This paper will assess the component information systems needed for an effective restaurant information system. It will identify the objects and the classes that are required in a given system. In general, the information system for a restaurant requires a patrons order be placed, prepared, served, billed and inventory updated. This process involves several stages from when the customer first walks through the door, is seated and a waiter is assigned to when the accountant processes the year end data. While having a meal in a restaurant is a simple, familiar process to us as customers, it actually involves sophisticated software systems to process.
It requires data tracking to alert the host as to which tables and waiters are available. The waiter assignment should interface with that individuals employment file. The next stage, ordering food, sends instructions to the bar and the kitchen and alerts the waiter when the order is prepared. Many restaurant systems will also interface to delete the order’s ingredients from the inventory. This not only is beneficial for future ordering, it keeps the staff aware if a popular dish is not available on a particular evening. When the patrons are done, the waiter processes the bill and receives payment. In the context of restaurant systems designs, this involves another set of functions as the bill is processed, tips are allocated, and discounts are applied. Another system uses the customer’s credit card information to process the payment and credit and debit the appropriate accounts. A successful restaurant system does not stop there. It must have to capacity to produce reports for management and financial review. These reports would include periodic inventory, employment and profitability reports. They would also include custom reports on discounts and specials.
The nouns, and their attributes, used to achieve these objectives is as follows:
Bar-The place where drinks are prepared, not relevant for the system files
Bill – this is a class
Completion indication – this is an attribute of Order
Dessert – this could be a standalone item or an attribute of a meal
Diner – this is a class
Discount – this is a class and an inheritance with bill
Drinks – this is a class and can be a standalone item or an attribute of a meal.
Kitchen – The place where food is prepared, not relevant for the system files
Kitchen staff – this is a role and a system user
Meal – this is a class and could be an inheritance with order
Main course- this is an attribute and could be an inheritance with meal
Management –this is role and a system user
Money – this is an attribute and could be an inheritance with payment
Order – this is a class
Orders – Redundant – this is the same as the order
Payment – this is a class
Restaurant – this is too general to be regarded as relevant.
Screen – is out of system as it is an operation
Specials – Attribute – can be taken to be an inheritance with meal
Starters attribute – this is taken to be an inheritance with the meal
Statistics – this is an output of the system and it is an operation
System – this is regarded to be general as we are trying to model the classes of the system
Table – this is a class
Tables – Redundant – the same case with table
Terminal – Redundant – is the same as the screen
Waiter – this is a role and a system user.
Waiters – Redundant – this is regarded to be the same as the waiter.
Object description and their attributes
Waiter – A waiter, for the purposes of system design, is the object that is takes orders placed by the client.
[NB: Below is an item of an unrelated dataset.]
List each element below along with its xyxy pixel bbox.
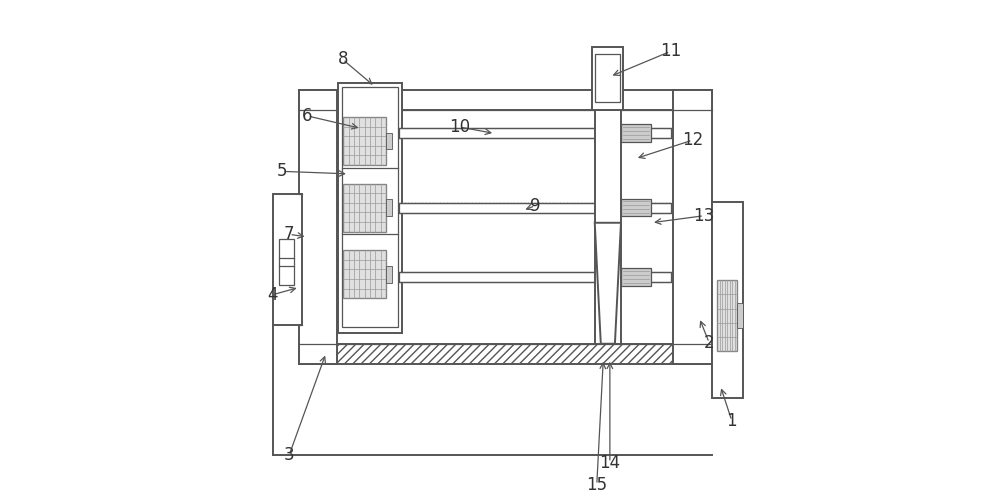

They use the system to check the availability of given dishes, place orders with the kitchen and bar staff and check status of the food to determine when it is ready to be served to the diners. After the diners have finished eating, the waiter will also use the system to print the bill and process the payment.
1) The attributes of the waiter object include: name, employment ID, address, job title, age, PIN.
Kitchen staff – The kitchen staff are objects who use the system to view the orders and any additional preparation details. Then they use the same system to inform the waiter that the meal is ready to be served.
2) The attributes of each member of the kitchen staff includes name, employment ID, address, job title, age, PIN.
Bar staff – The bar staff are objects who use the system to view the orders and inform the waiter when order is ready to be served.
3) The attributes include name, employment ID, address, job title, age, PIN.
Management – Management the senior-object who uses the system to process standard reports, statistics, and related data functions and prints the results.
4) The attributes include the job title, name, employment ID, address, age, PIN.
Diner – The diner, as an is object does not use the system and is seen to be outside the organization.
The various components of a successful restaurant information system should have a smooth interface so that the various data entry phases are completed with the least potential error. Staff assignments should be available where appropriate by pull down menus. Inventory should not only update on the preparation side, it should also produce a report so that inventory levels can be periodically confirmed by a physical inventory. Standard reports should be scheduled, however the potential for custom management reports is a necessity as well. A great deal of planning goes into a system that expedites a common everyday meal in a restaurant.
Dines, B 2006, Software engineering 3: Domains, requirements, and software design, Birkhäuser, Basel.
Leffingwell, D & Widrig, D 2003, Managing software requirements: A use case approach, Addison-Wesley Professional, London.
Vugt, S 2007, ‘Pro to software engineering’, Computerworld, vol 4, no. 2, p. 54.